Performance pay talk for teachers is flawed
Tying teachers’ pay to their students’ achievement risks being unfair and unjust, writes Ian Leckie.
THERE HAS been a lot of rhetoric around the importance of quality teaching and how best to recognise and reward those teachers who are seen to be making a difference. Firstly, while teacher quality is very important, teacher quality alone cannot raise student achievement. Secondly there is no evidence that tying teacher pay to performance, based on student test results, does anything to raise student outcomes or create better learning environments for them.
The biggest problem is how do you measure teacher performance? How do you assess the teacher with a bright motivated group of students against another teacher who has a class with several disruptive students? One teacher may in fact be putting in more effort and accomplishing more educationally, but the other would be receiving more money based on student outcomes.
It’s not a factory production line. Children don’t necessarily learn in a neat linear progression through the years. A student’s achievement in one year cannot necessarily be pinned solely on the performance of that year’s teacher.
Student achievement and a teacher’s effectiveness can be undermined by so many different factors which children bring with them to the school gate. Factors such as their level of early childhood education, the effect of previous teachers, their health status, their home life and the level of parental learning support they receive.
The number of variables makes judging teacher performance on annual student achievement a complex task and an inaccurate science.
Australian academic and educational statistician Margaret Wu, who has just visited New Zealand, says we need many years of student achievement data – more than 10 years – to be accurate in measuring individual teacher effectiveness.
She quotes data out of the United States on error rates in measuring teacher and school performance based on student test score gains (National Centre on Education and the Economy report, 2010, USA). It found that over one year of analysing student achievement, one in three teachers were mis-identified as very effective or ineffective.
Her research also shows that there can be a large margin of error in student test results and wide variation in the ability of students in any one class. That means that more often than not, those test results do not give an accurate picture of how effective a teacher is or how they are performing.
A cautionary tale out of New York proves the point. The Education Department recently released a ranking list of thousands of New York teachers based on student test scores, which the New York Post then publicised. Pascale Mauclair was at the bottom of that list and was subsequently vilified as the city’s worst teacher.
The reality is that Pascale Mauclair is actually a very experienced and muchadmired English-as-a-second-language teacher working with new immigrant students at one of the city’s strongest primary schools.

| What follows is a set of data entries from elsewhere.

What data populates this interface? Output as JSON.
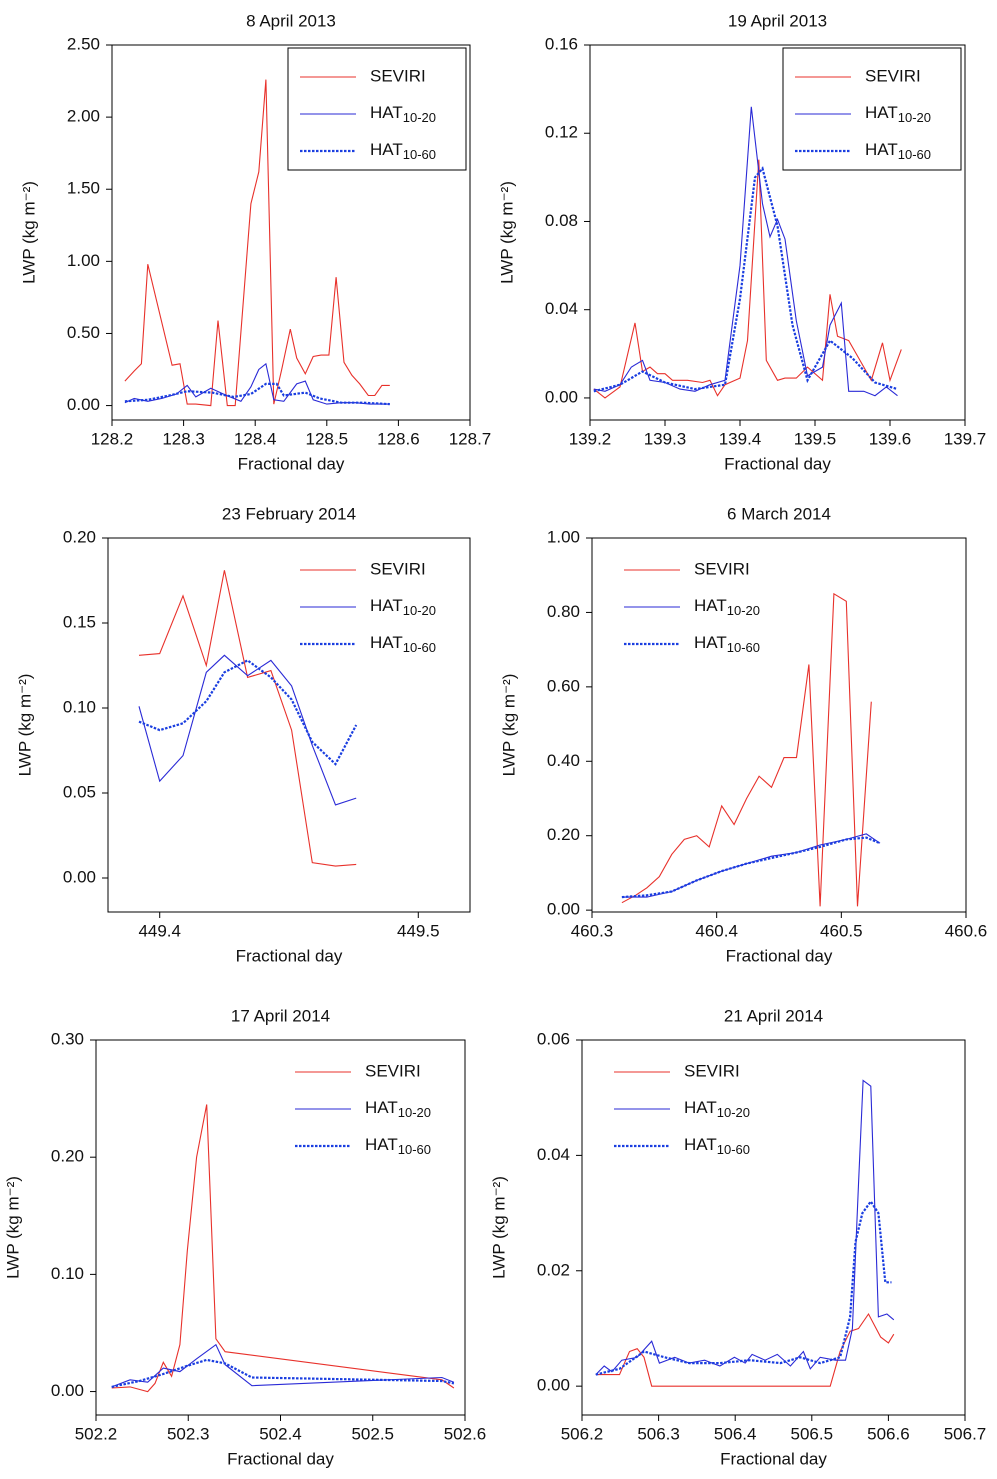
{
  "chart_data": [
    {
      "type": "line",
      "title": "8 April 2013",
      "xlabel": "Fractional day",
      "ylabel": "LWP (kg m⁻²)",
      "xlim": [
        128.2,
        128.7
      ],
      "xticks": [
        128.2,
        128.3,
        128.4,
        128.5,
        128.6,
        128.7
      ],
      "ylim": [
        -0.1,
        2.5
      ],
      "yticks": [
        {
          "value": 0,
          "label": "0.00"
        },
        {
          "value": 0.5,
          "label": "0.50"
        },
        {
          "value": 1,
          "label": "1.00"
        },
        {
          "value": 1.5,
          "label": "1.50"
        },
        {
          "value": 2,
          "label": "2.00"
        },
        {
          "value": 2.5,
          "label": "2.50"
        }
      ],
      "legend": "upper right",
      "legend_frame": true,
      "series": [
        {
          "name": "SEVIRI",
          "color": "#e8312b",
          "line_style": "solid",
          "x": [
            128.218,
            128.231,
            128.241,
            128.25,
            128.284,
            128.295,
            128.305,
            128.317,
            128.338,
            128.348,
            128.361,
            128.372,
            128.394,
            128.405,
            128.415,
            128.426,
            128.437,
            128.449,
            128.458,
            128.47,
            128.481,
            128.492,
            128.503,
            128.513,
            128.524,
            128.535,
            128.546,
            128.558,
            128.567,
            128.577,
            128.588
          ],
          "values": [
            0.17,
            0.24,
            0.29,
            0.98,
            0.28,
            0.29,
            0.01,
            0.01,
            0.0,
            0.59,
            0.0,
            0.0,
            1.4,
            1.62,
            2.26,
            0.01,
            0.25,
            0.53,
            0.33,
            0.22,
            0.34,
            0.35,
            0.35,
            0.89,
            0.3,
            0.21,
            0.15,
            0.07,
            0.07,
            0.14,
            0.14
          ]
        },
        {
          "name": "HAT10-20",
          "color": "#2a2ad6",
          "line_style": "solid",
          "x": [
            128.218,
            128.231,
            128.25,
            128.27,
            128.29,
            128.305,
            128.317,
            128.338,
            128.36,
            128.38,
            128.394,
            128.405,
            128.415,
            128.426,
            128.44,
            128.458,
            128.47,
            128.481,
            128.5,
            128.52,
            128.54,
            128.56,
            128.588
          ],
          "values": [
            0.02,
            0.05,
            0.03,
            0.05,
            0.08,
            0.14,
            0.06,
            0.12,
            0.07,
            0.03,
            0.13,
            0.25,
            0.29,
            0.04,
            0.03,
            0.15,
            0.17,
            0.04,
            0.01,
            0.02,
            0.02,
            0.01,
            0.01
          ]
        },
        {
          "name": "HAT10-60",
          "color": "#1a3ee0",
          "line_style": "dotted",
          "x": [
            128.218,
            128.25,
            128.28,
            128.305,
            128.34,
            128.37,
            128.394,
            128.415,
            128.43,
            128.44,
            128.47,
            128.49,
            128.52,
            128.55,
            128.588
          ],
          "values": [
            0.03,
            0.04,
            0.07,
            0.1,
            0.09,
            0.06,
            0.08,
            0.15,
            0.15,
            0.07,
            0.09,
            0.05,
            0.02,
            0.02,
            0.01
          ]
        }
      ]
    },
    {
      "type": "line",
      "title": "19 April 2013",
      "xlabel": "Fractional day",
      "ylabel": "LWP (kg m⁻²)",
      "xlim": [
        139.2,
        139.7
      ],
      "xticks": [
        139.2,
        139.3,
        139.4,
        139.5,
        139.6,
        139.7
      ],
      "ylim": [
        -0.01,
        0.16
      ],
      "yticks": [
        {
          "value": 0,
          "label": "0.00"
        },
        0.04,
        0.08,
        0.12,
        0.16
      ],
      "legend": "upper right",
      "legend_frame": true,
      "series": [
        {
          "name": "SEVIRI",
          "color": "#e8312b",
          "line_style": "solid",
          "x": [
            139.205,
            139.22,
            139.24,
            139.26,
            139.27,
            139.28,
            139.29,
            139.3,
            139.31,
            139.33,
            139.35,
            139.36,
            139.37,
            139.38,
            139.4,
            139.41,
            139.425,
            139.435,
            139.45,
            139.46,
            139.475,
            139.49,
            139.51,
            139.52,
            139.53,
            139.545,
            139.56,
            139.575,
            139.59,
            139.6,
            139.615
          ],
          "values": [
            0.004,
            0.0,
            0.005,
            0.034,
            0.012,
            0.014,
            0.011,
            0.011,
            0.008,
            0.008,
            0.007,
            0.008,
            0.001,
            0.006,
            0.009,
            0.026,
            0.108,
            0.017,
            0.008,
            0.009,
            0.009,
            0.014,
            0.008,
            0.047,
            0.028,
            0.026,
            0.017,
            0.008,
            0.025,
            0.008,
            0.022
          ]
        },
        {
          "name": "HAT10-20",
          "color": "#2a2ad6",
          "line_style": "solid",
          "x": [
            139.205,
            139.22,
            139.24,
            139.255,
            139.27,
            139.28,
            139.3,
            139.32,
            139.34,
            139.36,
            139.38,
            139.4,
            139.415,
            139.43,
            139.44,
            139.45,
            139.46,
            139.475,
            139.49,
            139.51,
            139.52,
            139.535,
            139.545,
            139.565,
            139.58,
            139.595,
            139.61
          ],
          "values": [
            0.004,
            0.003,
            0.006,
            0.014,
            0.017,
            0.008,
            0.007,
            0.004,
            0.003,
            0.006,
            0.008,
            0.06,
            0.132,
            0.088,
            0.073,
            0.081,
            0.072,
            0.035,
            0.01,
            0.014,
            0.033,
            0.043,
            0.003,
            0.003,
            0.001,
            0.005,
            0.001
          ]
        },
        {
          "name": "HAT10-60",
          "color": "#1a3ee0",
          "line_style": "dotted",
          "x": [
            139.205,
            139.24,
            139.27,
            139.3,
            139.34,
            139.38,
            139.4,
            139.42,
            139.43,
            139.45,
            139.47,
            139.49,
            139.5,
            139.52,
            139.55,
            139.58,
            139.61
          ],
          "values": [
            0.003,
            0.006,
            0.012,
            0.007,
            0.004,
            0.006,
            0.045,
            0.1,
            0.104,
            0.078,
            0.033,
            0.008,
            0.014,
            0.026,
            0.018,
            0.007,
            0.004
          ]
        }
      ]
    },
    {
      "type": "line",
      "title": "23 February 2014",
      "xlabel": "Fractional day",
      "ylabel": "LWP (kg m⁻²)",
      "xlim": [
        449.38,
        449.52
      ],
      "xticks": [
        449.4,
        449.5
      ],
      "ylim": [
        -0.02,
        0.2
      ],
      "yticks": [
        {
          "value": 0,
          "label": "0.00"
        },
        0.05,
        {
          "value": 0.1,
          "label": "0.10"
        },
        0.15,
        {
          "value": 0.2,
          "label": "0.20"
        }
      ],
      "legend": "upper right",
      "legend_frame": false,
      "series": [
        {
          "name": "SEVIRI",
          "color": "#e8312b",
          "line_style": "solid",
          "x": [
            449.392,
            449.4,
            449.409,
            449.418,
            449.425,
            449.434,
            449.443,
            449.451,
            449.459,
            449.468,
            449.476
          ],
          "values": [
            0.131,
            0.132,
            0.166,
            0.125,
            0.181,
            0.118,
            0.122,
            0.087,
            0.009,
            0.007,
            0.008
          ]
        },
        {
          "name": "HAT10-20",
          "color": "#2a2ad6",
          "line_style": "solid",
          "x": [
            449.392,
            449.4,
            449.409,
            449.418,
            449.425,
            449.434,
            449.443,
            449.451,
            449.459,
            449.468,
            449.476
          ],
          "values": [
            0.101,
            0.057,
            0.072,
            0.121,
            0.131,
            0.119,
            0.128,
            0.113,
            0.078,
            0.043,
            0.047
          ]
        },
        {
          "name": "HAT10-60",
          "color": "#1a3ee0",
          "line_style": "dotted",
          "x": [
            449.392,
            449.4,
            449.409,
            449.418,
            449.425,
            449.434,
            449.443,
            449.451,
            449.459,
            449.468,
            449.476
          ],
          "values": [
            0.092,
            0.087,
            0.091,
            0.104,
            0.121,
            0.128,
            0.118,
            0.105,
            0.08,
            0.067,
            0.09
          ]
        }
      ]
    },
    {
      "type": "line",
      "title": "6 March 2014",
      "xlabel": "Fractional day",
      "ylabel": "LWP (kg m⁻²)",
      "xlim": [
        460.3,
        460.6
      ],
      "xticks": [
        460.3,
        460.4,
        460.5,
        460.6
      ],
      "ylim": [
        -0.005,
        1.0
      ],
      "yticks": [
        {
          "value": 0,
          "label": "0.00"
        },
        {
          "value": 0.2,
          "label": "0.20"
        },
        {
          "value": 0.4,
          "label": "0.40"
        },
        {
          "value": 0.6,
          "label": "0.60"
        },
        {
          "value": 0.8,
          "label": "0.80"
        },
        {
          "value": 1,
          "label": "1.00"
        }
      ],
      "legend": "upper left",
      "legend_frame": false,
      "series": [
        {
          "name": "SEVIRI",
          "color": "#e8312b",
          "line_style": "solid",
          "x": [
            460.324,
            460.335,
            460.344,
            460.354,
            460.364,
            460.374,
            460.384,
            460.394,
            460.404,
            460.414,
            460.424,
            460.434,
            460.444,
            460.454,
            460.464,
            460.474,
            460.483,
            460.494,
            460.504,
            460.513,
            460.524
          ],
          "values": [
            0.02,
            0.04,
            0.06,
            0.09,
            0.15,
            0.19,
            0.2,
            0.17,
            0.28,
            0.23,
            0.3,
            0.36,
            0.33,
            0.41,
            0.41,
            0.66,
            0.01,
            0.85,
            0.83,
            0.01,
            0.56
          ]
        },
        {
          "name": "HAT10-20",
          "color": "#2a2ad6",
          "line_style": "solid",
          "x": [
            460.324,
            460.344,
            460.364,
            460.384,
            460.404,
            460.424,
            460.444,
            460.464,
            460.483,
            460.504,
            460.52,
            460.531
          ],
          "values": [
            0.035,
            0.035,
            0.05,
            0.08,
            0.105,
            0.125,
            0.145,
            0.155,
            0.175,
            0.19,
            0.205,
            0.18
          ]
        },
        {
          "name": "HAT10-60",
          "color": "#1a3ee0",
          "line_style": "dotted",
          "x": [
            460.324,
            460.344,
            460.364,
            460.384,
            460.404,
            460.424,
            460.444,
            460.464,
            460.483,
            460.504,
            460.52,
            460.531
          ],
          "values": [
            0.035,
            0.04,
            0.05,
            0.08,
            0.105,
            0.125,
            0.14,
            0.155,
            0.17,
            0.19,
            0.195,
            0.18
          ]
        }
      ]
    },
    {
      "type": "line",
      "title": "17 April 2014",
      "xlabel": "Fractional day",
      "ylabel": "LWP (kg m⁻²)",
      "xlim": [
        502.2,
        502.6
      ],
      "xticks": [
        502.2,
        502.3,
        502.4,
        502.5,
        502.6
      ],
      "ylim": [
        -0.02,
        0.3
      ],
      "yticks": [
        {
          "value": 0,
          "label": "0.00"
        },
        {
          "value": 0.1,
          "label": "0.10"
        },
        {
          "value": 0.2,
          "label": "0.20"
        },
        {
          "value": 0.3,
          "label": "0.30"
        }
      ],
      "legend": "upper right",
      "legend_frame": false,
      "series": [
        {
          "name": "SEVIRI",
          "color": "#e8312b",
          "line_style": "solid",
          "x": [
            502.217,
            502.237,
            502.256,
            502.264,
            502.273,
            502.282,
            502.291,
            502.299,
            502.309,
            502.32,
            502.33,
            502.34,
            502.575,
            502.588
          ],
          "values": [
            0.003,
            0.004,
            0.0,
            0.007,
            0.025,
            0.013,
            0.04,
            0.12,
            0.2,
            0.245,
            0.045,
            0.034,
            0.01,
            0.003
          ]
        },
        {
          "name": "HAT10-20",
          "color": "#2a2ad6",
          "line_style": "solid",
          "x": [
            502.217,
            502.237,
            502.256,
            502.273,
            502.291,
            502.309,
            502.33,
            502.34,
            502.369,
            502.575,
            502.588
          ],
          "values": [
            0.004,
            0.01,
            0.008,
            0.02,
            0.017,
            0.028,
            0.04,
            0.023,
            0.005,
            0.012,
            0.008
          ]
        },
        {
          "name": "HAT10-60",
          "color": "#1a3ee0",
          "line_style": "dotted",
          "x": [
            502.217,
            502.247,
            502.273,
            502.299,
            502.32,
            502.34,
            502.369,
            502.575,
            502.588
          ],
          "values": [
            0.004,
            0.009,
            0.015,
            0.022,
            0.027,
            0.024,
            0.012,
            0.009,
            0.007
          ]
        }
      ]
    },
    {
      "type": "line",
      "title": "21 April 2014",
      "xlabel": "Fractional day",
      "ylabel": "LWP (kg m⁻²)",
      "xlim": [
        506.2,
        506.7
      ],
      "xticks": [
        506.2,
        506.3,
        506.4,
        506.5,
        506.6,
        506.7
      ],
      "ylim": [
        -0.005,
        0.06
      ],
      "yticks": [
        {
          "value": 0,
          "label": "0.00"
        },
        0.02,
        0.04,
        0.06
      ],
      "legend": "upper left",
      "legend_frame": false,
      "series": [
        {
          "name": "SEVIRI",
          "color": "#e8312b",
          "line_style": "solid",
          "x": [
            506.218,
            506.249,
            506.262,
            506.272,
            506.281,
            506.291,
            506.524,
            506.537,
            506.55,
            506.561,
            506.574,
            506.59,
            506.6,
            506.607
          ],
          "values": [
            0.002,
            0.002,
            0.006,
            0.0065,
            0.005,
            0.0,
            0.0,
            0.006,
            0.0095,
            0.01,
            0.0125,
            0.0085,
            0.0075,
            0.009
          ]
        },
        {
          "name": "HAT10-20",
          "color": "#2a2ad6",
          "line_style": "solid",
          "x": [
            506.218,
            506.229,
            506.239,
            506.252,
            506.272,
            506.291,
            506.301,
            506.321,
            506.34,
            506.36,
            506.38,
            506.399,
            506.413,
            506.422,
            506.439,
            506.455,
            506.472,
            506.489,
            506.498,
            506.511,
            506.531,
            506.544,
            506.553,
            506.561,
            506.567,
            506.577,
            506.587,
            506.598,
            506.607
          ],
          "values": [
            0.002,
            0.0035,
            0.0025,
            0.0045,
            0.005,
            0.0078,
            0.004,
            0.005,
            0.004,
            0.0045,
            0.0035,
            0.005,
            0.004,
            0.0055,
            0.0045,
            0.0055,
            0.0035,
            0.006,
            0.003,
            0.005,
            0.0045,
            0.0045,
            0.01,
            0.035,
            0.053,
            0.052,
            0.012,
            0.0125,
            0.0115
          ]
        },
        {
          "name": "HAT10-60",
          "color": "#1a3ee0",
          "line_style": "dotted",
          "x": [
            506.218,
            506.249,
            506.281,
            506.308,
            506.34,
            506.38,
            506.419,
            506.459,
            506.485,
            506.511,
            506.537,
            506.55,
            506.557,
            506.566,
            506.577,
            506.587,
            506.596,
            506.604
          ],
          "values": [
            0.002,
            0.003,
            0.006,
            0.005,
            0.004,
            0.004,
            0.0045,
            0.004,
            0.005,
            0.004,
            0.005,
            0.012,
            0.025,
            0.03,
            0.032,
            0.03,
            0.018,
            0.018
          ]
        }
      ]
    }
  ]
}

The school principal praised her as an excellent teacher.
It’s a situation we could easily see in New Zealand, particularly if National Standards are used as the basis for any performance pay system.
The standards are inconsistent and are being implemented differently across the country, meaning there is nothing national about them. Using them to judge teacher performance would paint a very warped picture indeed and we would have a situation where not only were children being labelled unfairly by the standards, but teachers as well.

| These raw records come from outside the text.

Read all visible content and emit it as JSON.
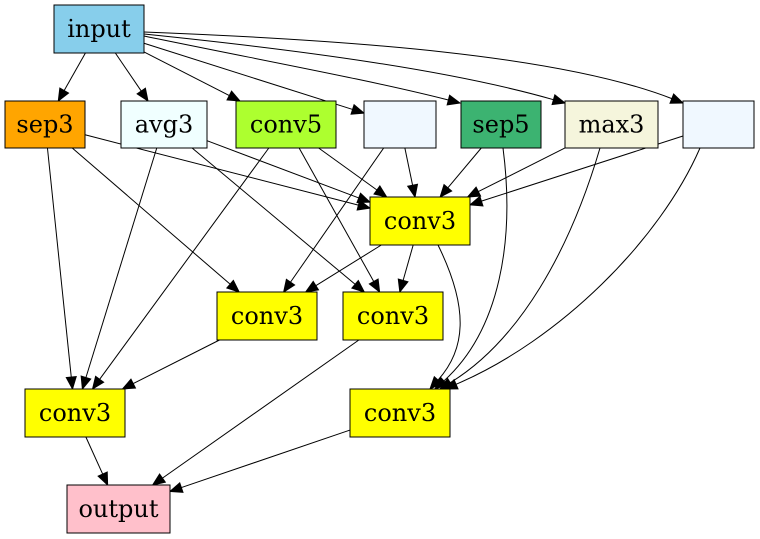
{
  "diagram": {
    "nodes": [
      {
        "id": "input",
        "label": "input",
        "color": "#87ceeb"
      },
      {
        "id": "sep3",
        "label": "sep3",
        "color": "#ffa500"
      },
      {
        "id": "avg3",
        "label": "avg3",
        "color": "#f0ffff"
      },
      {
        "id": "conv5",
        "label": "conv5",
        "color": "#adff2f"
      },
      {
        "id": "blank1",
        "label": "",
        "color": "#f0f8ff"
      },
      {
        "id": "sep5",
        "label": "sep5",
        "color": "#3cb371"
      },
      {
        "id": "max3",
        "label": "max3",
        "color": "#f5f5dc"
      },
      {
        "id": "blank2",
        "label": "",
        "color": "#f0f8ff"
      },
      {
        "id": "c3a",
        "label": "conv3",
        "color": "#ffff00"
      },
      {
        "id": "c3b",
        "label": "conv3",
        "color": "#ffff00"
      },
      {
        "id": "c3c",
        "label": "conv3",
        "color": "#ffff00"
      },
      {
        "id": "c3d",
        "label": "conv3",
        "color": "#ffff00"
      },
      {
        "id": "c3e",
        "label": "conv3",
        "color": "#ffff00"
      },
      {
        "id": "output",
        "label": "output",
        "color": "#ffc0cb"
      }
    ],
    "edges": [
      [
        "input",
        "sep3"
      ],
      [
        "input",
        "avg3"
      ],
      [
        "input",
        "conv5"
      ],
      [
        "input",
        "blank1"
      ],
      [
        "input",
        "sep5"
      ],
      [
        "input",
        "max3"
      ],
      [
        "input",
        "blank2"
      ],
      [
        "sep3",
        "c3a"
      ],
      [
        "avg3",
        "c3a"
      ],
      [
        "conv5",
        "c3a"
      ],
      [
        "blank1",
        "c3a"
      ],
      [
        "sep5",
        "c3a"
      ],
      [
        "max3",
        "c3a"
      ],
      [
        "blank2",
        "c3a"
      ],
      [
        "sep3",
        "c3b"
      ],
      [
        "blank1",
        "c3b"
      ],
      [
        "c3a",
        "c3b"
      ],
      [
        "avg3",
        "c3c"
      ],
      [
        "conv5",
        "c3c"
      ],
      [
        "c3a",
        "c3c"
      ],
      [
        "sep3",
        "c3d"
      ],
      [
        "avg3",
        "c3d"
      ],
      [
        "conv5",
        "c3d"
      ],
      [
        "c3b",
        "c3d"
      ],
      [
        "c3a",
        "c3e"
      ],
      [
        "sep5",
        "c3e"
      ],
      [
        "max3",
        "c3e"
      ],
      [
        "blank2",
        "c3e"
      ],
      [
        "c3d",
        "output"
      ],
      [
        "c3c",
        "output"
      ],
      [
        "c3e",
        "output"
      ]
    ]
  }
}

Another potential danger is that performance pay can affect the way teachers approach students who are under-achievers or difficult to teach, and result in too much focus being put on areas of the curriculum covered by assessment and testing.
Performance pay systems can also result in teachers competing with each other, distorting learning by ‘‘teaching to the test’’ and putting test results ahead of a child’s well-being and overall learning potential. Teaching is a job where people need to work together, not compete for reward, recognition or ranking.
New Zealand teachers are always ambitious to do better, and relative to other Western countries, we spend less on teachers in terms of salaries, but get more ‘‘bang for our buck’’ with our world-leading student results in international surveys like Pisa.
What we want is a pay system that keeps our best teachers in the classroom and that recognises their skills, knowledge and expertise in a fair and professional way.
We want to focus on recruiting the best teachers we can, keeping them learning throughout their careers, and making sure teaching is seen as a highly valued job. Ian Leckie is president of the teachers’ union, the NZEI.